Aus meiner Sicht sollte die Leichenschau grundsätzlich zweigeteilt werden, eine vorläufige Leichenschau durch den Arzt, der prüft ob eine Reanimation noch möglich ist und ob ein offensichtliches Verbrechen vorliegt. Und danach die endgültige Leichenschau an einem zentralen Ort durch spezialisierte Mitarbeiter (coroner im angelsächsischen Sprachraum). Bei der Leichenschau gibt es weder diagnostische noch therapeutische Entscheidungen zu treffen, dies ist sehr wohl delegierbar. Der einzige Grund der dagegen spricht, sind die Kosten, ein derartiges zweistufiges Verfahren wäre wohl teurer als das jetzige Procedere. Spätestens dann wenn ein Berufsstand wie der coroner davon leben muss, wäre eine betriebswirtschaftliche Kalkulation der Leichenschau überfällig. Im Übrigen ist es nicht nachvollziehbar, warum es für die Leichenschau keine EBM-Nummer gibt. Alle Menschen werden geboren und müssen irgendwann sterben. Obwohl weder Mutter noch Kind zum Zeitpunkt der Geburt im engeren Sinne krank sind, wird die Geburt von den Krankenkassen bezahlt. Warum dann nicht die Leichenschau auf Kosten der Krankenkasse?

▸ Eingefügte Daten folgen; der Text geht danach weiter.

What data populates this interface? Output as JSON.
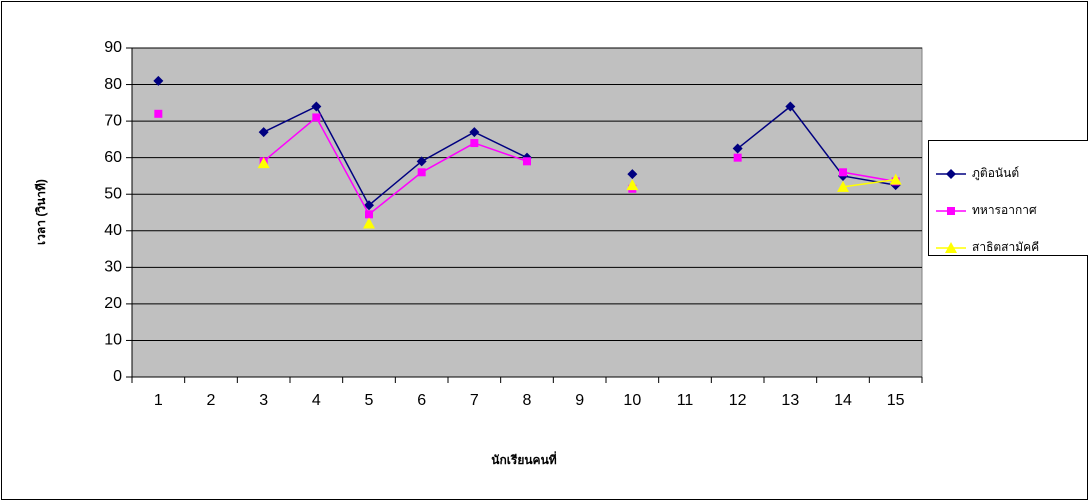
{
  "chart_data": {
    "type": "line",
    "x_label": "นักเรียนคนที่",
    "y_label": "เวลา (วินาที)",
    "categories": [
      "1",
      "2",
      "3",
      "4",
      "5",
      "6",
      "7",
      "8",
      "9",
      "10",
      "11",
      "12",
      "13",
      "14",
      "15"
    ],
    "series": [
      {
        "name": "ภูติอนันต์",
        "color": "#000080",
        "marker": "diamond",
        "values": [
          81,
          null,
          67,
          74,
          47,
          59,
          67,
          60,
          null,
          55.5,
          null,
          62.5,
          74,
          55,
          52.5
        ]
      },
      {
        "name": "ทหารอากาศ",
        "color": "#ff00ff",
        "marker": "square",
        "values": [
          72,
          null,
          59,
          71,
          44.5,
          56,
          64,
          59,
          null,
          51.5,
          null,
          60,
          null,
          56,
          53.5
        ]
      },
      {
        "name": "สาธิตสามัคคี",
        "color": "#ffff00",
        "marker": "triangle",
        "values": [
          null,
          null,
          58.5,
          null,
          42,
          null,
          null,
          null,
          null,
          52.5,
          null,
          null,
          null,
          52,
          54
        ]
      }
    ],
    "ylim": [
      0,
      90
    ],
    "yticks": [
      0,
      10,
      20,
      30,
      40,
      50,
      60,
      70,
      80,
      90
    ],
    "grid": true,
    "legend": "right",
    "plot_background": "#c0c0c0"
  }
}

Die Politik wird sich natürlich wegen der Kosten gegen eine Zweiteilung der Leichenschau sperren. Genau wie die verantwortlichen Gesundheitspolitiker und Kassenverantwortlichen die Rechtsmedizin über Jahrzehnte heruntergewirtschaftet haben. Aber es gibt ein einfaches Druckmittel: Eine Richtlinie der Bundesärztekammer könnte verbindlich die Qualitätsanforderungen für eine Leichenschau festlegen, damit wäre auf einen Schlag die Leichenschau im Schlafzimmer obsolet. In meinem Bereich (Labor) schreibt mir eine derartige RiliBäk bis ins Detail die Qualitätskontrollmaßnahmen vor. Warum dann dieser anhaltende gesetzlich verordnete Pfusch bei der Leichenschau?